La Vie rêvée de Walter Mitty

La Vie rêvée de Walter Mitty
2014
Ben Stiller

Souvenez-vous, c’était le 17 septembre dernier. Face au potentiel infini que représentent les rêves, et avec une bande-annonce qui laissait entendre une belle aventure onirique, mes pronostiques s’étaient un peu emballés, et le bilan fut très loin de mes espérances (188 M$ réels contre 440 M$ estimés). Et effectivement, le résultat va s’avérer très en dessous de ce qu’on pouvait attendre d’une telle idée avec autant de moyens.

Remake d’une comédie de 1947, le film nous emmène dans un voyage au cœur de l’esprit de Walter Mitty (Ben Stiller), vieux garçon qui n’a malencontreusement jamais rien fait de sa vie. Désespérément seul, il n’a guère que son imagination pour espérer échapper à son triste quotidien, d’autant que même ce dernier devient incertain : le magazine de photographie où il travaillait a été racheté et pourrait disparaître sous peu. Et cela voudrait aussi dire adieu à sa belle collègue de travaille Cheryl (Kristen Wiig) qu’il n’a jamais osé aborder. Mais sa vie va prendre un tournant avec le dernier numéro papier du magazine : leur célèbre photographe Sean O’Connell (Sean Penn) a expressément demander d’utiliser sa photo numéro 25 pour la couverture du magazine, mais cette dernière a disparue. Le problème, c’est que Sean est aussi populaire que mystérieux, et personne ne sait où le trouver. Dans une aventure qui le mènera aux quatre coins du globe, Walter va tenter de retrouver la trace de cette mystérieuse photo n°25.

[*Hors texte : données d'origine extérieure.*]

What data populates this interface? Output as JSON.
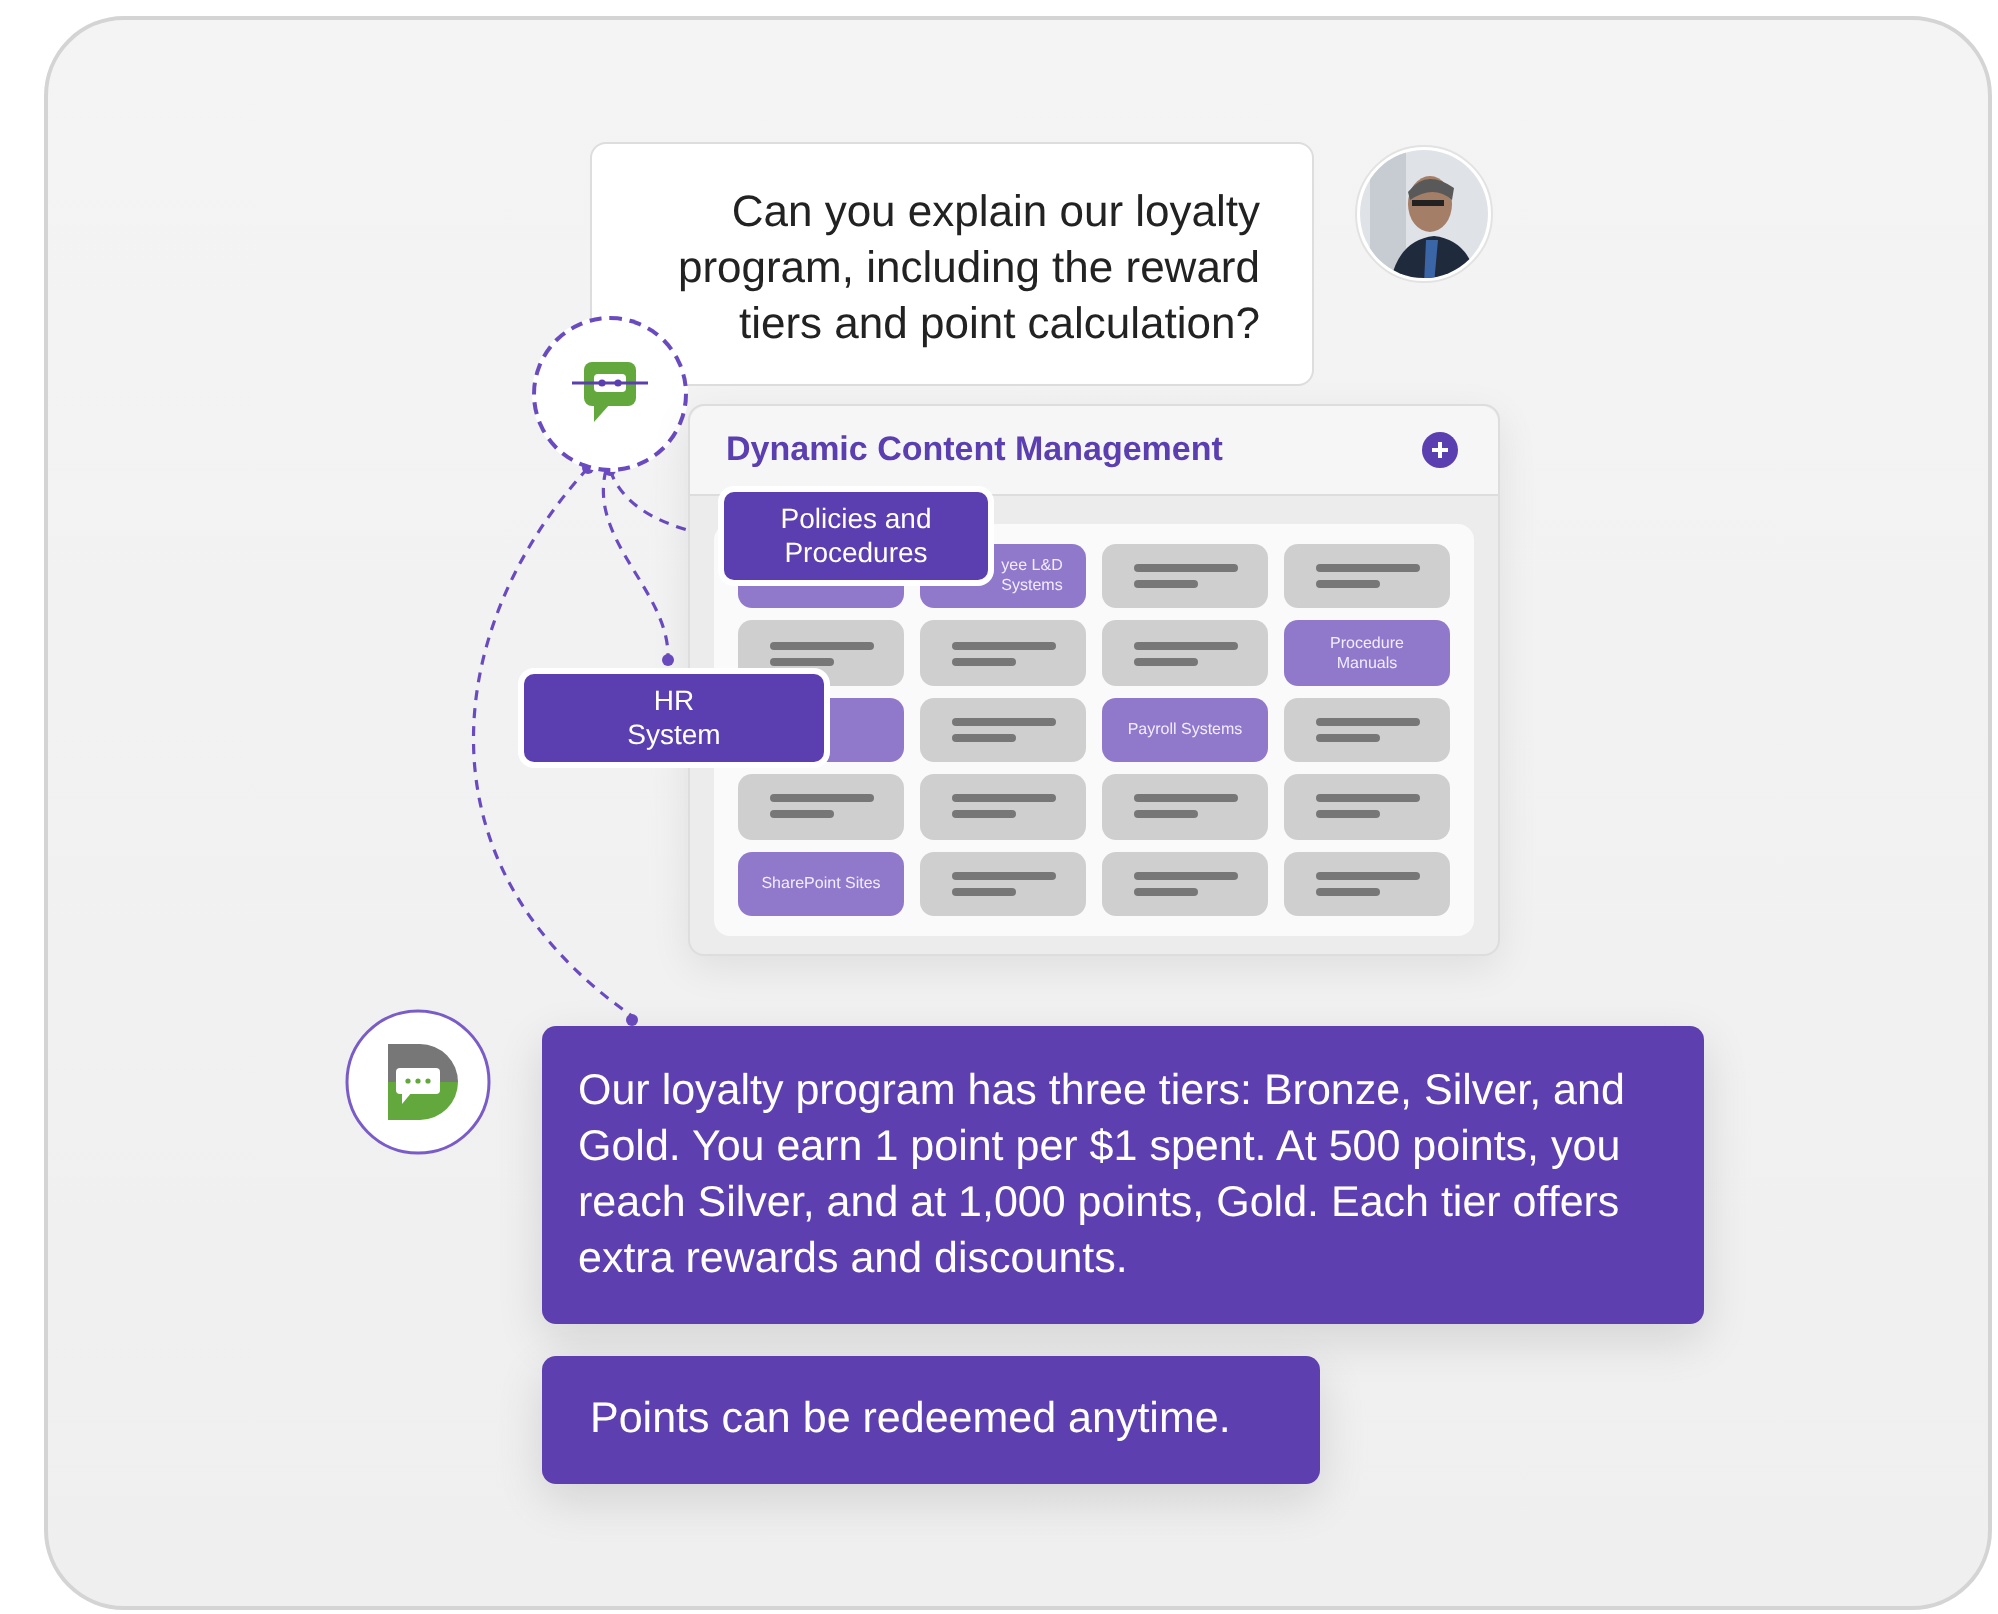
{
  "question": {
    "text": "Can you explain our loyalty program, including the reward tiers and point calculation?"
  },
  "panel": {
    "title": "Dynamic Content Management",
    "rows": [
      [
        {
          "kind": "label",
          "text": ""
        },
        {
          "kind": "covered-label",
          "text": "yee L&D Systems"
        },
        {
          "kind": "placeholder"
        },
        {
          "kind": "placeholder"
        }
      ],
      [
        {
          "kind": "placeholder"
        },
        {
          "kind": "placeholder"
        },
        {
          "kind": "placeholder"
        },
        {
          "kind": "label",
          "text": "Procedure Manuals"
        }
      ],
      [
        {
          "kind": "label",
          "text": ""
        },
        {
          "kind": "placeholder"
        },
        {
          "kind": "label",
          "text": "Payroll Systems"
        },
        {
          "kind": "placeholder"
        }
      ],
      [
        {
          "kind": "placeholder"
        },
        {
          "kind": "placeholder"
        },
        {
          "kind": "placeholder"
        },
        {
          "kind": "placeholder"
        }
      ],
      [
        {
          "kind": "label",
          "text": "SharePoint Sites"
        },
        {
          "kind": "placeholder"
        },
        {
          "kind": "placeholder"
        },
        {
          "kind": "placeholder"
        }
      ]
    ]
  },
  "sources": [
    {
      "text": "Policies and Procedures"
    },
    {
      "text": "HR System"
    }
  ],
  "answers": [
    {
      "text": "Our loyalty program has three tiers: Bronze, Silver, and Gold. You earn 1 point per $1 spent. At 500 points, you reach Silver, and at 1,000 points, Gold. Each tier offers extra rewards and discounts."
    },
    {
      "text": "Points can be redeemed anytime."
    }
  ]
}
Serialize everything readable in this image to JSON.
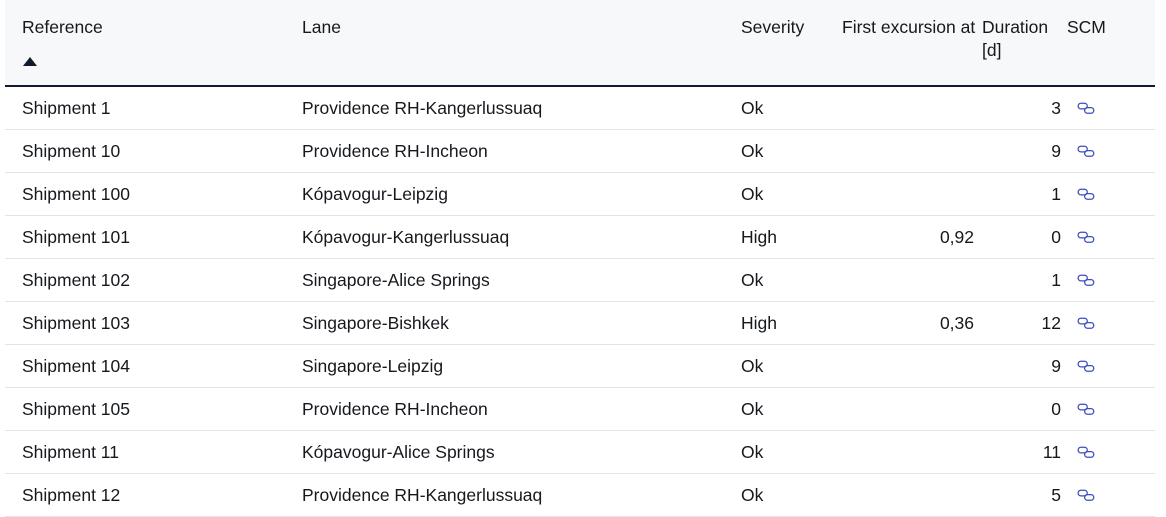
{
  "table": {
    "columns": [
      {
        "key": "reference",
        "label": "Reference",
        "align": "left",
        "sorted": "asc",
        "sort_icon": "sort-ascending-triangle-icon"
      },
      {
        "key": "lane",
        "label": "Lane",
        "align": "left"
      },
      {
        "key": "severity",
        "label": "Severity",
        "align": "left"
      },
      {
        "key": "first_excursion_at",
        "label": "First excursion at",
        "align": "right"
      },
      {
        "key": "duration",
        "label": "Duration [d]",
        "align": "right"
      },
      {
        "key": "scm",
        "label": "SCM",
        "align": "left"
      }
    ],
    "rows": [
      {
        "reference": "Shipment 1",
        "lane": "Providence RH-Kangerlussuaq",
        "severity": "Ok",
        "first_excursion_at": "",
        "duration": "3",
        "scm_icon": "chain-link-icon"
      },
      {
        "reference": "Shipment 10",
        "lane": "Providence RH-Incheon",
        "severity": "Ok",
        "first_excursion_at": "",
        "duration": "9",
        "scm_icon": "chain-link-icon"
      },
      {
        "reference": "Shipment 100",
        "lane": "Kópavogur-Leipzig",
        "severity": "Ok",
        "first_excursion_at": "",
        "duration": "1",
        "scm_icon": "chain-link-icon"
      },
      {
        "reference": "Shipment 101",
        "lane": "Kópavogur-Kangerlussuaq",
        "severity": "High",
        "first_excursion_at": "0,92",
        "duration": "0",
        "scm_icon": "chain-link-icon"
      },
      {
        "reference": "Shipment 102",
        "lane": "Singapore-Alice Springs",
        "severity": "Ok",
        "first_excursion_at": "",
        "duration": "1",
        "scm_icon": "chain-link-icon"
      },
      {
        "reference": "Shipment 103",
        "lane": "Singapore-Bishkek",
        "severity": "High",
        "first_excursion_at": "0,36",
        "duration": "12",
        "scm_icon": "chain-link-icon"
      },
      {
        "reference": "Shipment 104",
        "lane": "Singapore-Leipzig",
        "severity": "Ok",
        "first_excursion_at": "",
        "duration": "9",
        "scm_icon": "chain-link-icon"
      },
      {
        "reference": "Shipment 105",
        "lane": "Providence RH-Incheon",
        "severity": "Ok",
        "first_excursion_at": "",
        "duration": "0",
        "scm_icon": "chain-link-icon"
      },
      {
        "reference": "Shipment 11",
        "lane": "Kópavogur-Alice Springs",
        "severity": "Ok",
        "first_excursion_at": "",
        "duration": "11",
        "scm_icon": "chain-link-icon"
      },
      {
        "reference": "Shipment 12",
        "lane": "Providence RH-Kangerlussuaq",
        "severity": "Ok",
        "first_excursion_at": "",
        "duration": "5",
        "scm_icon": "chain-link-icon"
      }
    ]
  },
  "colors": {
    "header_background": "#f6f8fa",
    "header_rule": "#111a2e",
    "row_rule": "#e3e4e6",
    "text": "#15181d",
    "link_icon": "#3b4cc0",
    "page_background": "#ffffff"
  }
}
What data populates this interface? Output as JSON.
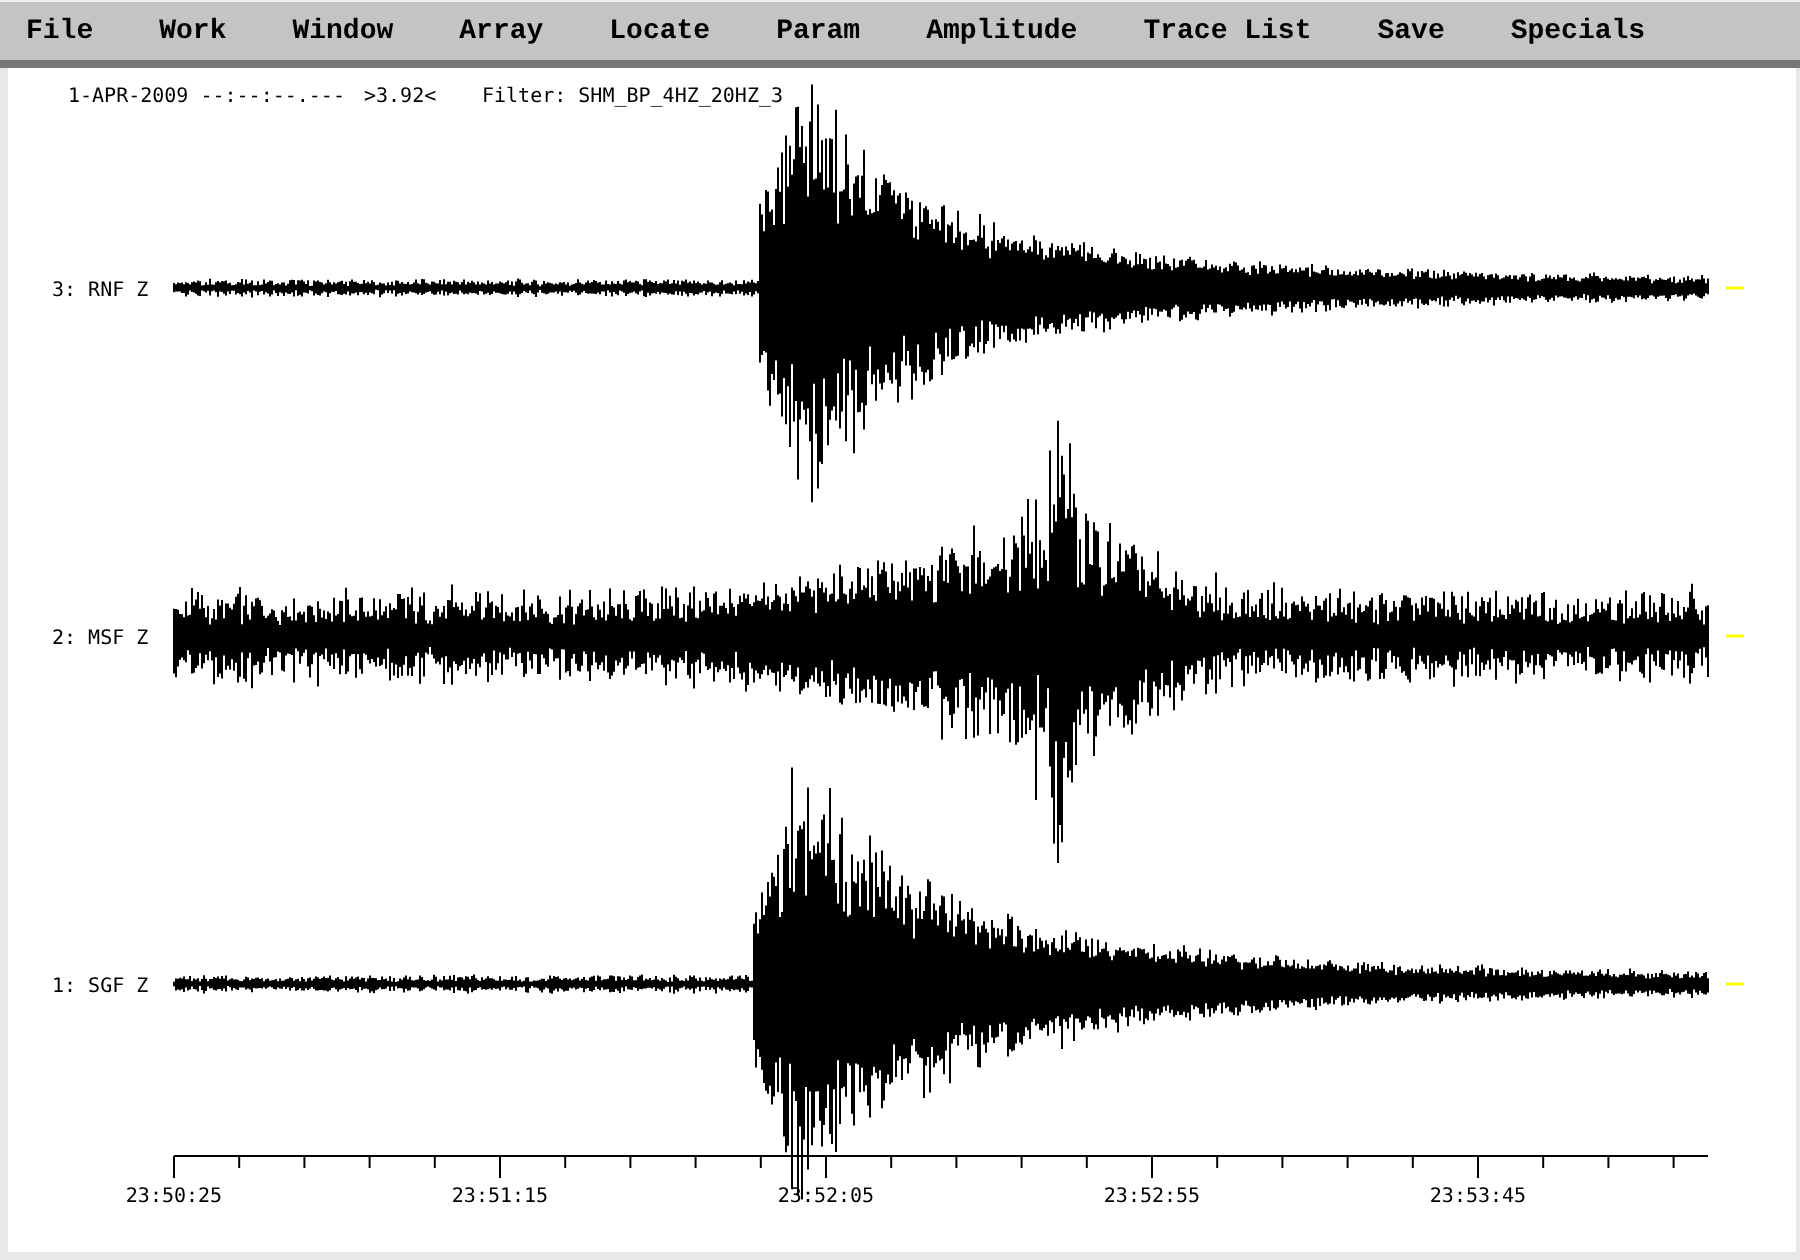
{
  "menu": [
    "File",
    "Work",
    "Window",
    "Array",
    "Locate",
    "Param",
    "Amplitude",
    "Trace List",
    "Save",
    "Specials"
  ],
  "header": {
    "datetime": "1-APR-2009 --:--:--.---",
    "value": ">3.92<",
    "filter": "Filter: SHM_BP_4HZ_20HZ_3"
  },
  "traces": [
    {
      "label": "3: RNF Z"
    },
    {
      "label": "2: MSF Z"
    },
    {
      "label": "1: SGF Z"
    }
  ],
  "time_axis": {
    "labels": [
      "23:50:25",
      "23:51:15",
      "23:52:05",
      "23:52:55",
      "23:53:45"
    ]
  }
}
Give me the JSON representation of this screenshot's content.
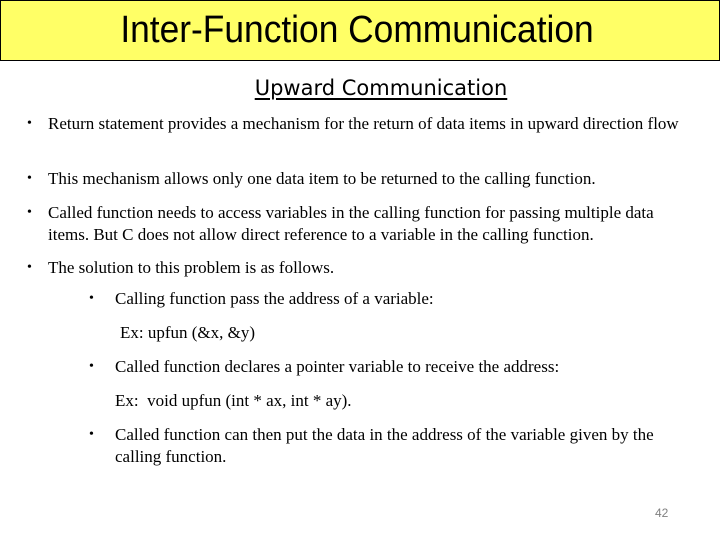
{
  "slide": {
    "title": "Inter-Function Communication",
    "subtitle": "Upward Communication",
    "bullets": [
      {
        "marker": "•",
        "text": "Return statement provides a mechanism for the return of data items in upward direction flow"
      },
      {
        "marker": "•",
        "text": "This mechanism allows only one data item to be returned to the calling function."
      },
      {
        "marker": "•",
        "text": "Called function needs to access variables in the calling function for passing multiple data items. But C does not allow direct reference to a variable in the calling function."
      },
      {
        "marker": "•",
        "text": "The solution to this problem is as follows."
      }
    ],
    "sub_bullets": [
      {
        "marker": "•",
        "text": "Calling function pass the address of a variable:",
        "example": "Ex: upfun (&x, &y)"
      },
      {
        "marker": "•",
        "text": "Called function declares a pointer variable to receive the address:",
        "example": "Ex:  void upfun (int * ax, int * ay)."
      },
      {
        "marker": "•",
        "text": "Called function can then put the data in the address of the variable given by the calling function."
      }
    ],
    "page_number": "42"
  },
  "colors": {
    "title_background": "#ffff66",
    "title_border": "#000000",
    "text": "#000000",
    "page_number": "#808080"
  }
}
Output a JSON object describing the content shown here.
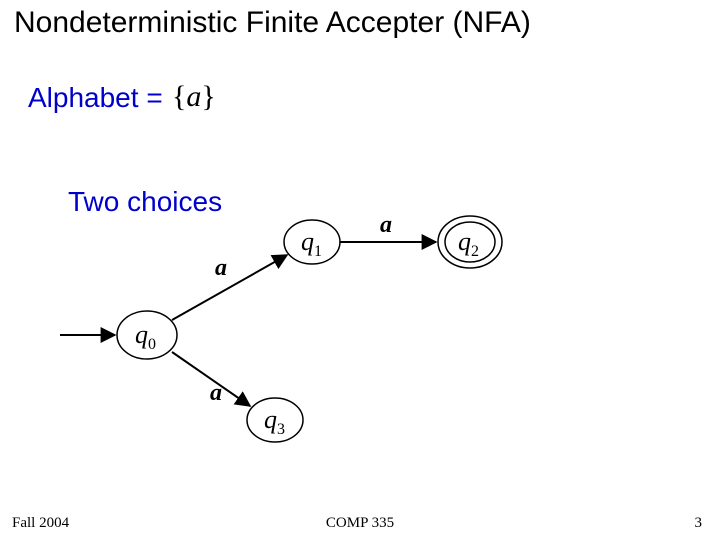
{
  "title": "Nondeterministic Finite Accepter (NFA)",
  "alphabet_label": "Alphabet =",
  "alphabet_value_open": "{",
  "alphabet_value_sym": "a",
  "alphabet_value_close": "}",
  "two_choices": "Two choices",
  "states": {
    "q0": {
      "q": "q",
      "sub": "0"
    },
    "q1": {
      "q": "q",
      "sub": "1"
    },
    "q2": {
      "q": "q",
      "sub": "2"
    },
    "q3": {
      "q": "q",
      "sub": "3"
    }
  },
  "edge_a": "a",
  "footer": {
    "left": "Fall 2004",
    "center": "COMP 335",
    "right": "3"
  }
}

Le ciel s’ouvre, laissant entrevoir dans un halo de lumière la silhouette d’une femme. La brume se disperse, les formes se précisent : il s’agit d’une proue à l’effigie d’une sirène. Stupéfiant des milliers de spectateurs incrédules, un immense voilier de l’ancien temps déchira le ciel, vide, ou presque. Se tenant à la barre, un homme fier, le regard précis, transcendé par l’esprit d’aventure. Voilà le genre de symbole fort que la technique d’aujourd’hui pourrait permettre. Au lieu de ça, le film joue encore plus les petits bras que le déjà frileux Inception, heureusement plus accompli sur certains points scénaristiques. On devra se contenter de rêves sans envergures, sauf peut-être la bataille dans les rues de New-York, mais le point de départ étant hautement débile, le spectacle s’en retrouve alourdi. Une imagination franchement décevante qui n’arrive presque jamais à nous emporter, et il faudra déjà attendre près de la moitié du film pour qu’une once d’aventure pointe le bout de son nez. On reste malgré tout happé, pas par le jeu de piste minimaliste, mais par le mystérieux photographe qui intrigue, et puis après tout certains paysages valent le détour. Les principaux tournants de l’histoire sont aussi facile que l’humour, mais par rapport à tout ce qui a précédé, la fin est plutôt bonne. Un film qui en restera aux intentions, très sympathique mais oh combien décevant compte tenu du potentiel.